David Weiser
David Weiser

Reputation: 5205

Function composition failure

I'm working on the solution to this koan. I'm stumped as to why my solution does not work, but using the definition of comp does work. When I look at the definition of comp, I see:

(defn comp
  "Takes a set of functions and returns a fn that is the composition
  of those fns.  The returned fn takes a variable number of args,
  applies the rightmost of fns to the args, the next
  fn (right-to-left) to the result, etc."
  {:added "1.0"}
  ([f] f)
  ([f g]
     (fn
       ([] (f (g)))
       ([x] (f (g x)))
       ([x y] (f (g x y)))
       ([x y z] (f (g x y z)))
       ([x y z & args] (f (apply g x y z args)))))
  ([f g h]
     (fn
       ([] (f (g (h))))
       ([x] (f (g (h x))))
       ([x y] (f (g (h x y))))
       ([x y z] (f (g (h x y z))))
       ([x y z & args] (f (g (apply h x y z args))))))
  ([f1 f2 f3 & fs]
    (let [fs (reverse (list* f1 f2 f3 fs))]
      (fn [& args]
        (loop [ret (apply (first fs) args) fs (next fs)]
          (if fs
            (recur ((first fs) ret) (next fs))
            ret))))))

Whereas my solution is very similar:

(defn mycomp
    ([f] f)
    ([f1 f2]
       (fn
        ([] (f1 (f2)))
        ([a] (f1 (f2 a)))
        ([a & more] (f1 (apply f2 a more)))
       )
     )
    ([f1 f2 & fs]
       (let [fxns (reverse (list f1 f2 fs))]
          (fn [& args]
        (loop [ret (apply (first fxns) args) fxns (next fxns)]
           (if fxns
             (recur ((first fxns) ret) (next fxns))
             ret))))))

The big difference between the two, from what I can tell, is that the first definition composes three or more functions, whereas the second definition composes two or more functions.

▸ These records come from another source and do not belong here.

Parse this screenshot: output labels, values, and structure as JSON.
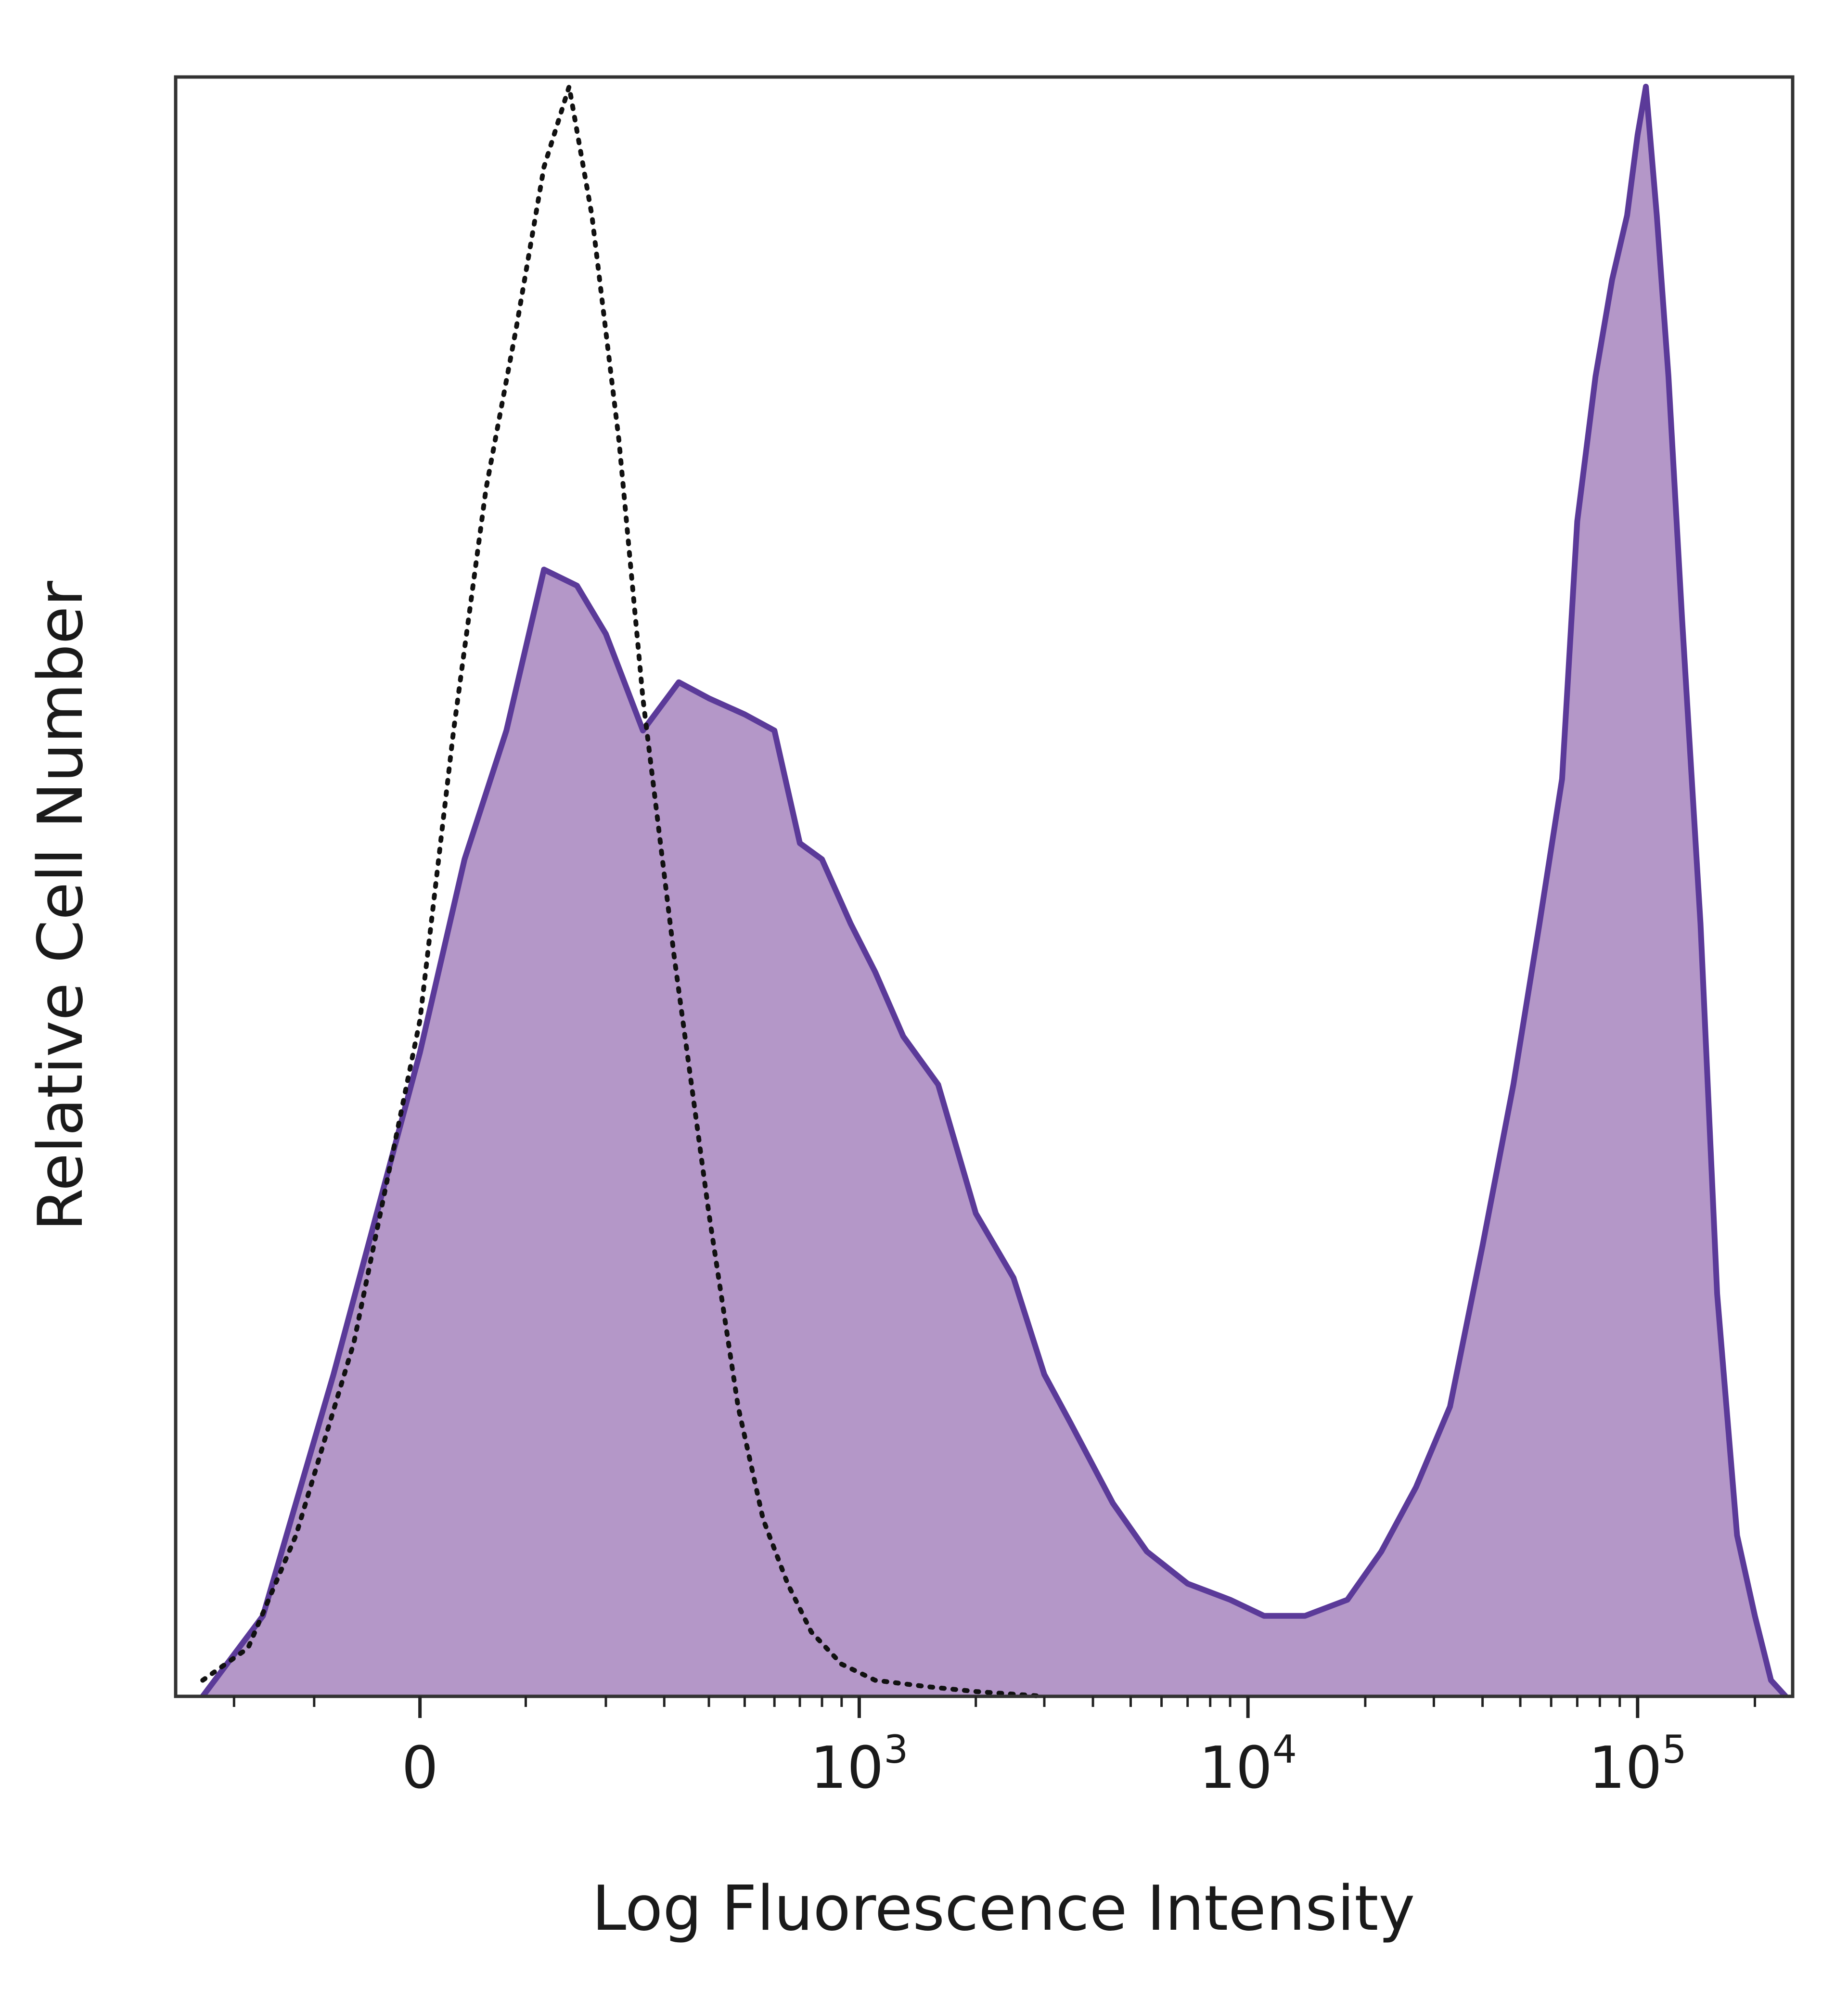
{
  "chart_data": {
    "type": "area",
    "xlabel": "Log Fluorescence Intensity",
    "ylabel": "Relative Cell Number",
    "x_scale": "biexponential",
    "xlim": [
      -300,
      250000
    ],
    "ylim": [
      0,
      100
    ],
    "grid": false,
    "legend": "none",
    "x_ticks": [
      {
        "value": 0,
        "label": "0",
        "exp": ""
      },
      {
        "value": 1000,
        "label": "10",
        "exp": "3"
      },
      {
        "value": 10000,
        "label": "10",
        "exp": "4"
      },
      {
        "value": 100000,
        "label": "10",
        "exp": "5"
      }
    ],
    "series": [
      {
        "style": "dotted-outline",
        "color": "#111111",
        "x": [
          -250,
          -180,
          -120,
          -60,
          0,
          30,
          60,
          90,
          120,
          150,
          180,
          220,
          260,
          320,
          400,
          480,
          560,
          650,
          750,
          900,
          1100,
          1500,
          2000,
          3000
        ],
        "y": [
          1,
          3,
          10,
          22,
          42,
          60,
          75,
          85,
          95,
          100,
          92,
          78,
          62,
          46,
          30,
          18,
          11,
          7,
          4,
          2,
          1,
          0.6,
          0.3,
          0
        ]
      },
      {
        "style": "filled",
        "color": "#5b3a99",
        "fill": "#b497c8",
        "x": [
          -250,
          -160,
          -80,
          0,
          40,
          80,
          120,
          160,
          200,
          260,
          330,
          400,
          500,
          600,
          700,
          800,
          950,
          1100,
          1300,
          1600,
          2000,
          2500,
          3000,
          3500,
          4500,
          5500,
          7000,
          9000,
          11000,
          14000,
          18000,
          22000,
          27000,
          33000,
          40000,
          48000,
          56000,
          64000,
          70000,
          78000,
          86000,
          94000,
          100000,
          105000,
          112000,
          120000,
          130000,
          145000,
          160000,
          180000,
          200000,
          220000,
          240000
        ],
        "y": [
          0,
          5,
          20,
          40,
          52,
          60,
          70,
          69,
          66,
          60,
          63,
          62,
          61,
          60,
          53,
          52,
          48,
          45,
          41,
          38,
          30,
          26,
          20,
          17,
          12,
          9,
          7,
          6,
          5,
          5,
          6,
          9,
          13,
          18,
          28,
          38,
          48,
          57,
          73,
          82,
          88,
          92,
          97,
          100,
          92,
          82,
          67,
          48,
          25,
          10,
          5,
          1,
          0
        ]
      }
    ]
  }
}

Please point out what is incorrect about my definition.

Upvotes: 3

Views: 200

Answers (1)

amalloy
amalloy

Reputation: 92117

(list f1 f2 fs) looks a likely suspect - the first two are functions, and the last is a list of functions, so you're creating a list containing multiple object types and then treating them uniformly. You could fix that by using list* instead.

But as a broader point: holy jeez, don't try to do "two or more" functions, just do zero or more! No special cases means much less code; clojure.core only has a bunch of unrolled cases for speed. If your skeleton is (fn [& fs] (fn [& args] ...)), your life is much easier.